Larry dit bizarre, et Sal entend dommage.

— J'veux dire, c'est cool pour eux, j'suis content et tout mais genre… Ton père et ma mère, quoi.

— Ouais.

Le mariage. Il se souvient de la joie, des bonbons et des discours au milieu de l'été. Pas que l'été ressemble vraiment à l'été à Nockfell, ça restait une journée crasseuse dont on attend désespérément qu'elle se termine. Mais Sally portait une jolie robe, Larry avait un peu bu et il se rappelle avoir glissé sa tête sur son épaule, à un moment. Il y a eu du soleil. Des bagues échangées.

— Au moins on a le sous-sol pour nous, il déclare.

— Grave.

Mais maintenant que leur parents sont mariés, ils forment une sorte de famille. Et Sal ne sait plus ce qu'il a le droit de ressentir à l'égard de son ami. C'est un des rares sujets qu'il n'ose pas aborder avec lui.

La présence de Larry est une évidence dans sa vie. Est-ce qu'il a le droit de vouloir dormir contre lui jusqu'à la fin des temps ?

— Tiens. On fait une partie ?

Le grand métalleux lui tend une manette qu'il attrape, lance un jeu qui n'est pas hanté et les couleurs défilent sur l'écran. Des années de souvenirs le rattrapent. Pour toutes les fois où ils ont appuyé sur ces boutons, crié, ragé et abandonné ; pour toutes les victoires futiles dont ils s'enivraient de longues après-midi durant. Toutes ces boules des chaleurs rassurantes que Larry lui offre quand il lui sourit.

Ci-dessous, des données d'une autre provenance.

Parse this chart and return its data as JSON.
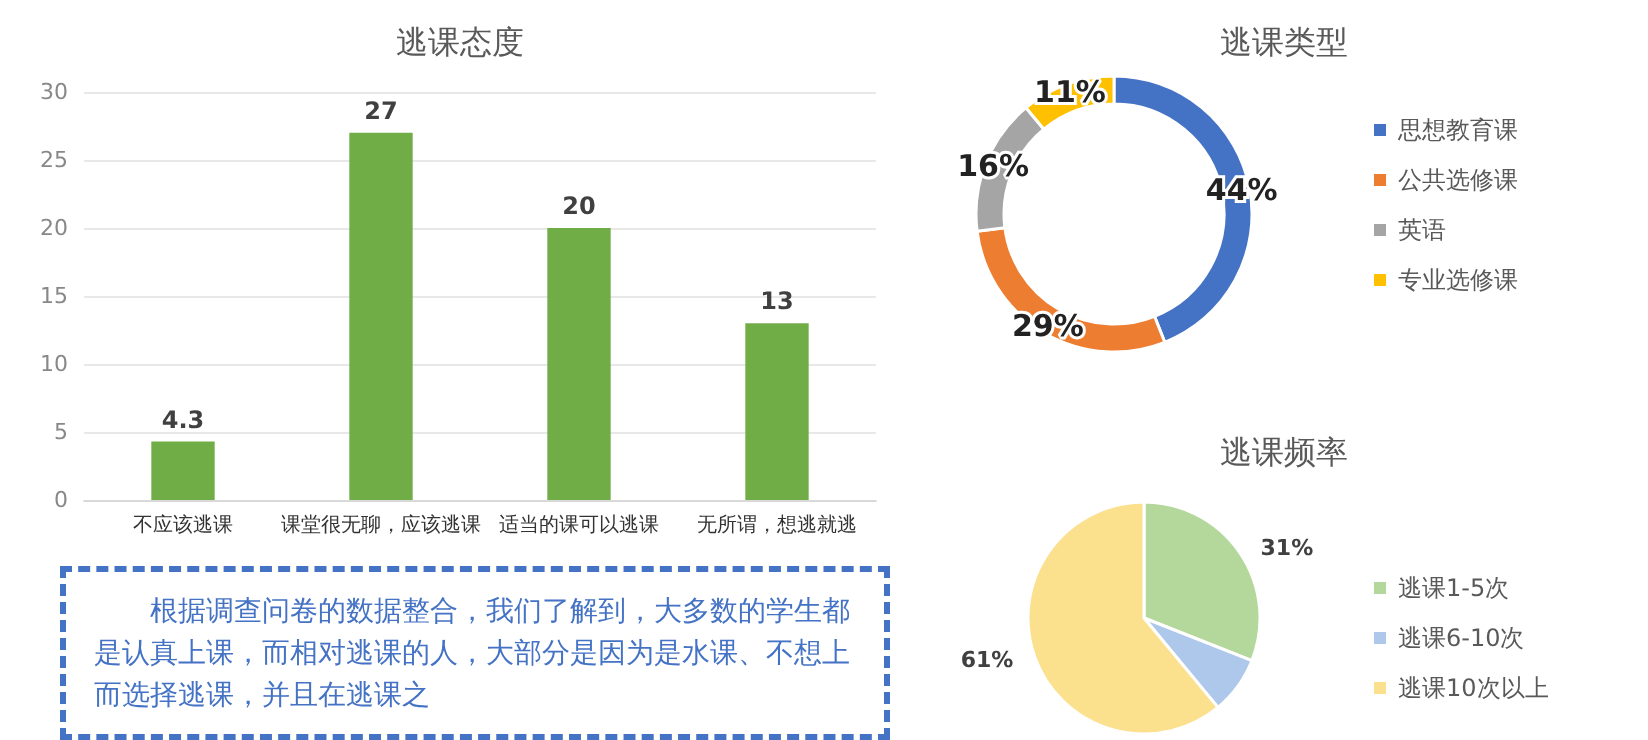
{
  "chart_data": [
    {
      "type": "bar",
      "title": "逃课态度",
      "categories": [
        "不应该逃课",
        "课堂很无聊，应该逃课",
        "适当的课可以逃课",
        "无所谓，想逃就逃"
      ],
      "values": [
        4.3,
        27,
        20,
        13
      ],
      "color": "#70ad47",
      "ylim": [
        0,
        30
      ],
      "yticks": [
        0,
        5,
        10,
        15,
        20,
        25,
        30
      ],
      "grid": "y",
      "data_labels": true
    },
    {
      "type": "donut",
      "title": "逃课类型",
      "categories": [
        "思想教育课",
        "公共选修课",
        "英语",
        "专业选修课"
      ],
      "values": [
        44,
        29,
        16,
        11
      ],
      "colors": [
        "#4472c4",
        "#ed7d31",
        "#a5a5a5",
        "#ffc000"
      ],
      "value_labels": [
        "44%",
        "29%",
        "16%",
        "11%"
      ],
      "legend": "right"
    },
    {
      "type": "pie",
      "title": "逃课频率",
      "categories": [
        "逃课1-5次",
        "逃课6-10次",
        "逃课10次以上"
      ],
      "values": [
        31,
        8,
        61
      ],
      "colors": [
        "#b4d89c",
        "#aec8ec",
        "#fbe08e"
      ],
      "value_labels": [
        "31%",
        null,
        "61%"
      ],
      "legend": "right"
    },
    {
      "type": "other",
      "annotations": [
        "根据调查问卷的数据整合，我们了解到，大多数的学生都是认真上课，而相对逃课的人，大部分是因为是水课、不想上而选择逃课，并且在逃课之"
      ]
    }
  ]
}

Il est là et la ville est moins terne. Plus sûr. Il se passe toujours des choses horribles dans le monde, mais il se sent capable de s'endormir le soir.

— 'tain !

— T'as perdu, Sal ricane.

— J'suis sûr le truc est hanté. Tu peux pas gagner comme ça.

— Ça c'est une excuse de lâche.

Il rit sous son masque et sent un coude qui s'enfonce sous ses côtes. Son rire redouble. Et comme chaque fois que la joie monte et explose, le retour est brutal.

Une bouffée de fumée qui l'intoxique.

Sal fixe l'écran, la manette entre les mains. La noirceux s'invite et le vide oppressant s'écrase bientôt contre les paroies de son crâne.

Ça revient, cette impression sale. La certitude qu'il va se réveiller. Le bonheur tiède qui le berçait menace d'éclater et de se répandre en acide autour de lui pour mieux le plonger dans le sol incertain. Larry joue comme si de rien était et crie, et Sally a envie de le secouer. De lui dire au revoir avant que tout ne s'effondre, que le rêve prenne fin et que le cauchemar suive. Il lui en veut de ne pas comprendre qu'il se sent soudain si mal, de ne pas voir, ni éprouver avec lui cette peur.

Est-ce qu'il a pris ces médicaments ce matin ? Il ne s'en souvient pas. Parfois il croit que oui, et les cachets du jour sont toujours dans son pilulier. Parfois il va pour les avaler et les petites cases sont vides. Parfois il n'a simplement pas envie parce qu'à quoi bon, au fond ? Tout ça n'a pas de sens et les autres devraient le comprendre, mais les gens s'obstinent à avancer comme si… Comme si…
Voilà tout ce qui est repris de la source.